Un día de invierno, mientras estaba de viaje de negocios, me detuve en la iglesia para rezar. Arrodillado, me di cuenta de que nuestra hija había sido un regalo de un Poder Superior y que ahora debía dejar ir ese regalo si quería encontrar la paz. Con lágrimas corriendo por mi rostro, entregué por completo la vida de mi hija al cuidado de un Poder Superior.
Me invadió una intensa sensación de alivio y fue como si la pesada carga que había llevado durante todos esos años hubiera desaparecido. Ya no tenía la obligación de resolver todos los problemas. Podía querer a mi hija sin intentar controlar su vida. Ya no tenía que ser competente en todos los ámbitos y tenía permiso para cuidar de mí mismo antes de cuidar de los demás. Y lo más importante, comprendí que era aceptable pedir ayuda y sentir momentos de desesperación.
Esos logros eran lecciones importantes que no había aprendido mientras crecía. Además, escuchar los testimonios de experiencia, sabiduría y esperanza de otros miembros de Al-Anon me había preparado para estar receptivo en el momento oportuno.

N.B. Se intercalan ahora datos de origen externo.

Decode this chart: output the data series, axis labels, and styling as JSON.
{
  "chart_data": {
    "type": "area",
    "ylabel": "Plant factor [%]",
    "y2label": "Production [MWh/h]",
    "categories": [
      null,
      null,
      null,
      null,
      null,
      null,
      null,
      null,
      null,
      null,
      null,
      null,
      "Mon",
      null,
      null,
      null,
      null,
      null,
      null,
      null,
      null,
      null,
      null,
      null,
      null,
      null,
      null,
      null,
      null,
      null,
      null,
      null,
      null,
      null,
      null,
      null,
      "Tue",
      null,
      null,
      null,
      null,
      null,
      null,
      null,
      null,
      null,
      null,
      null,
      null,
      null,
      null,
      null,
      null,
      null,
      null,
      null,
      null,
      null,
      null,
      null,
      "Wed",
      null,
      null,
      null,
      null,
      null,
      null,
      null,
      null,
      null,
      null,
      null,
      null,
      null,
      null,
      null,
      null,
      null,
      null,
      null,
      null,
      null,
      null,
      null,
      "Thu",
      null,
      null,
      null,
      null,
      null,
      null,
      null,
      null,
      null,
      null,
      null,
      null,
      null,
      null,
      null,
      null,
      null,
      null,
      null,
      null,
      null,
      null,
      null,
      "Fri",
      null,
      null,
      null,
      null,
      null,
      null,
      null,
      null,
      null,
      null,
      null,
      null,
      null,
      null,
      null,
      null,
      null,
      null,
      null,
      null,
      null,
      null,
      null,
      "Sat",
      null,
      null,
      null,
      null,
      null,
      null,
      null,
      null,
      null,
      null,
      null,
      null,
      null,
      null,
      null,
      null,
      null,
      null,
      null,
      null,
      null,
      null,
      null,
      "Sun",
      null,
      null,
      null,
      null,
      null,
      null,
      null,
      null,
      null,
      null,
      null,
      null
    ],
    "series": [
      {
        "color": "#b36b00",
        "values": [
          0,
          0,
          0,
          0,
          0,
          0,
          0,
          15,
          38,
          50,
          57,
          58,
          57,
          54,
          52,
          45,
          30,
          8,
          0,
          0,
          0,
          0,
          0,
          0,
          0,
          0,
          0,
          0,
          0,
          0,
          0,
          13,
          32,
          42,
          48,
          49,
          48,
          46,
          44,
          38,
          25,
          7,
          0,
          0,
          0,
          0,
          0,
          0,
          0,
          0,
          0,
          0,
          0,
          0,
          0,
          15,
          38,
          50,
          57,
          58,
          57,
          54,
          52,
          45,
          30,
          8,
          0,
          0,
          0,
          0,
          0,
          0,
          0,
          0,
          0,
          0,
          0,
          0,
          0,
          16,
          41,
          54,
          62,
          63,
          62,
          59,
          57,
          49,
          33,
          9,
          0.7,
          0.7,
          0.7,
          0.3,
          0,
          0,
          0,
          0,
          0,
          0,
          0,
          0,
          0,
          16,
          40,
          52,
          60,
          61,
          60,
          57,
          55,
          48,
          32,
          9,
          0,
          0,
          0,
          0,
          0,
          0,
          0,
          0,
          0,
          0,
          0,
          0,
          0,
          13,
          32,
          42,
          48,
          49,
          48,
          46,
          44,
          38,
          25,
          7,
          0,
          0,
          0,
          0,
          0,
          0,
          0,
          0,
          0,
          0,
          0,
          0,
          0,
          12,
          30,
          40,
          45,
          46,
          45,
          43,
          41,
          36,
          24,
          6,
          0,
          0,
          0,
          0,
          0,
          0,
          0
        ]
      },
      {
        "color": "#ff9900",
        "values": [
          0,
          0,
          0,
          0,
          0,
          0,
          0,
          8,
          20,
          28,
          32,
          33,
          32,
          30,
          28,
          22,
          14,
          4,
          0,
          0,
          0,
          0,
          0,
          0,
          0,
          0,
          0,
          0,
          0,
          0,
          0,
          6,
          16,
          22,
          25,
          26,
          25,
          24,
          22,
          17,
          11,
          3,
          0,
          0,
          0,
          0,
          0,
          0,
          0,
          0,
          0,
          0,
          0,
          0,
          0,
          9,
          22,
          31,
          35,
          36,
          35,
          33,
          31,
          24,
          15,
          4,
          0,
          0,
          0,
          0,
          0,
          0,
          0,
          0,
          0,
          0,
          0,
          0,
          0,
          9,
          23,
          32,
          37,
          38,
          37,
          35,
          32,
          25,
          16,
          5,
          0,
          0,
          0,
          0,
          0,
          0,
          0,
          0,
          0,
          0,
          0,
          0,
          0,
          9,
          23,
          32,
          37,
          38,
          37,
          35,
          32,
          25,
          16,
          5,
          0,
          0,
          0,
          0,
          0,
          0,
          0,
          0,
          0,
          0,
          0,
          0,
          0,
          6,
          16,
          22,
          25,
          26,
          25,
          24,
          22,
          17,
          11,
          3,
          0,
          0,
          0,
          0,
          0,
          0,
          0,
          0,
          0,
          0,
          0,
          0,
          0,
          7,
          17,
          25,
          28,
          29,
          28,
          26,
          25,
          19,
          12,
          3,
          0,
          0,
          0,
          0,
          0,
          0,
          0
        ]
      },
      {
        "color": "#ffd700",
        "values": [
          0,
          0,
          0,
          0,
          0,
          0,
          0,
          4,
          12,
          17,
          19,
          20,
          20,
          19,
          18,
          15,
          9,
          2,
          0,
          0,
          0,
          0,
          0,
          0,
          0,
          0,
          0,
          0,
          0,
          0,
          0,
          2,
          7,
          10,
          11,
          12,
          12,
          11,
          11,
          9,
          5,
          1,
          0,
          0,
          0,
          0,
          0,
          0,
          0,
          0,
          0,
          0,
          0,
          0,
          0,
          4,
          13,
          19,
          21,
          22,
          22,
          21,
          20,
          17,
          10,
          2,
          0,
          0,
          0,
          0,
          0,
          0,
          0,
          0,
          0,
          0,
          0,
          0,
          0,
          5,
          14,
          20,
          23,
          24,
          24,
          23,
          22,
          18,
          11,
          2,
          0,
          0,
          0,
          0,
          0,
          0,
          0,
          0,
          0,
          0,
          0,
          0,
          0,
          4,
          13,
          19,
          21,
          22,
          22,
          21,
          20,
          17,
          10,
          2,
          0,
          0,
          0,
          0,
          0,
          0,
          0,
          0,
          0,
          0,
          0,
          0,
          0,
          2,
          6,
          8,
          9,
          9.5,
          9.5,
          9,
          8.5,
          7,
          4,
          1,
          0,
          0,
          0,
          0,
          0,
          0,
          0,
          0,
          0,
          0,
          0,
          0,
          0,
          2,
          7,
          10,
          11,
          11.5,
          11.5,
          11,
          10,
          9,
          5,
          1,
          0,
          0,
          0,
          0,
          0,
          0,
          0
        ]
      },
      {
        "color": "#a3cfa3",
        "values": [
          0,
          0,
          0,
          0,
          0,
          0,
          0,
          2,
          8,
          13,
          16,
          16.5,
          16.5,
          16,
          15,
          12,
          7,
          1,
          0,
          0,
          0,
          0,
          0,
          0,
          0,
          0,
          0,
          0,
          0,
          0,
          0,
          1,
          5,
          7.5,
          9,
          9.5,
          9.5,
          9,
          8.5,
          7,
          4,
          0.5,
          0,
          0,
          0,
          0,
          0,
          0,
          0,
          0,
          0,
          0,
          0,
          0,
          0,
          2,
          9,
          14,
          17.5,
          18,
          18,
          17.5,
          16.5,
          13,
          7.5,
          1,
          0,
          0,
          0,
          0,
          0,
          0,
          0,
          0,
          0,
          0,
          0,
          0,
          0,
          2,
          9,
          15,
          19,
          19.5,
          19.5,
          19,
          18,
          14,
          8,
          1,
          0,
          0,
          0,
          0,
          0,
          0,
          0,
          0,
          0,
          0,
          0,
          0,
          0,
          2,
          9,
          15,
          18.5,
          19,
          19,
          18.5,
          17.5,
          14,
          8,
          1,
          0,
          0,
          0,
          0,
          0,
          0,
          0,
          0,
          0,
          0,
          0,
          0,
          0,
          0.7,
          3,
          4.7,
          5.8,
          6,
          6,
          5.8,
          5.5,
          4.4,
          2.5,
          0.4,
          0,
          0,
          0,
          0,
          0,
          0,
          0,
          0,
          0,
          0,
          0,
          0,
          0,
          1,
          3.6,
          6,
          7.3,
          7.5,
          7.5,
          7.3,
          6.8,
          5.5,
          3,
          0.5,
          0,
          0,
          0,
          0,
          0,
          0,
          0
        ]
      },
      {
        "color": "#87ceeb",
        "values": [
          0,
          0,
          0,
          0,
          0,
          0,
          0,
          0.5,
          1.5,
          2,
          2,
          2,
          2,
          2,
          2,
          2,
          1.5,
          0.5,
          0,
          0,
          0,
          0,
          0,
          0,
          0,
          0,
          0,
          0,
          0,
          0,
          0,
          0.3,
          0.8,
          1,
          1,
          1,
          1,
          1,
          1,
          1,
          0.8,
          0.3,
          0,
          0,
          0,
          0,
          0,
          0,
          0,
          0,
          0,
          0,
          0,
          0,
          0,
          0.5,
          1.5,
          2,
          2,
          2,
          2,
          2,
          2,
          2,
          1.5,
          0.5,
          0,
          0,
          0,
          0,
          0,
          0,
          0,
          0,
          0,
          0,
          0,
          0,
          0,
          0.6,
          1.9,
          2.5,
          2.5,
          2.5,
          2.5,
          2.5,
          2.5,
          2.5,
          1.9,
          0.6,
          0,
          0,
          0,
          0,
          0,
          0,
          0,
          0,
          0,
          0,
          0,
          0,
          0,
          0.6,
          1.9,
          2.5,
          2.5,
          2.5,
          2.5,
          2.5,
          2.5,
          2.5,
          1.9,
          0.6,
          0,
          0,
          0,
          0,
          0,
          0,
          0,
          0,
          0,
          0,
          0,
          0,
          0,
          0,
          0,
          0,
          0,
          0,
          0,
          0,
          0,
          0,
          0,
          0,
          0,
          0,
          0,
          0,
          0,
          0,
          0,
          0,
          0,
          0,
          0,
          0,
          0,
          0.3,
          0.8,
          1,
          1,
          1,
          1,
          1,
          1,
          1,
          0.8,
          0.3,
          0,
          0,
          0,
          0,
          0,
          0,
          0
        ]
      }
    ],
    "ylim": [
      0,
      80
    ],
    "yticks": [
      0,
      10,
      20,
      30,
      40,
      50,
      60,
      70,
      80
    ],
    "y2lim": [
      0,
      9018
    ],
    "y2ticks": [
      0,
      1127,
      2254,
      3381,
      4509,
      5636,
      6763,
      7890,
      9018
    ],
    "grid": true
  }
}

Hoy en día, mi hija sigue luchando contra sus adicciones, pero soy consciente de que ella tiene su propio Poder Superior y que permitirle aprender de sus errores es la única forma de progresar y sacar provecho de esta experiencia, que es la mejor manera de aprender. Le digo que la quiero, pero por lo demás, no me meto en sus asuntos. Por encima de todo, aprecio la relación que tengo con mi otra hija (que se había convertido en mi segunda prioridad durante demasiado tiempo) y mis nietos (que son una verdadera bendición). He llegado a conocer la paz y la aceptación, y por eso estoy enormemente agradecido.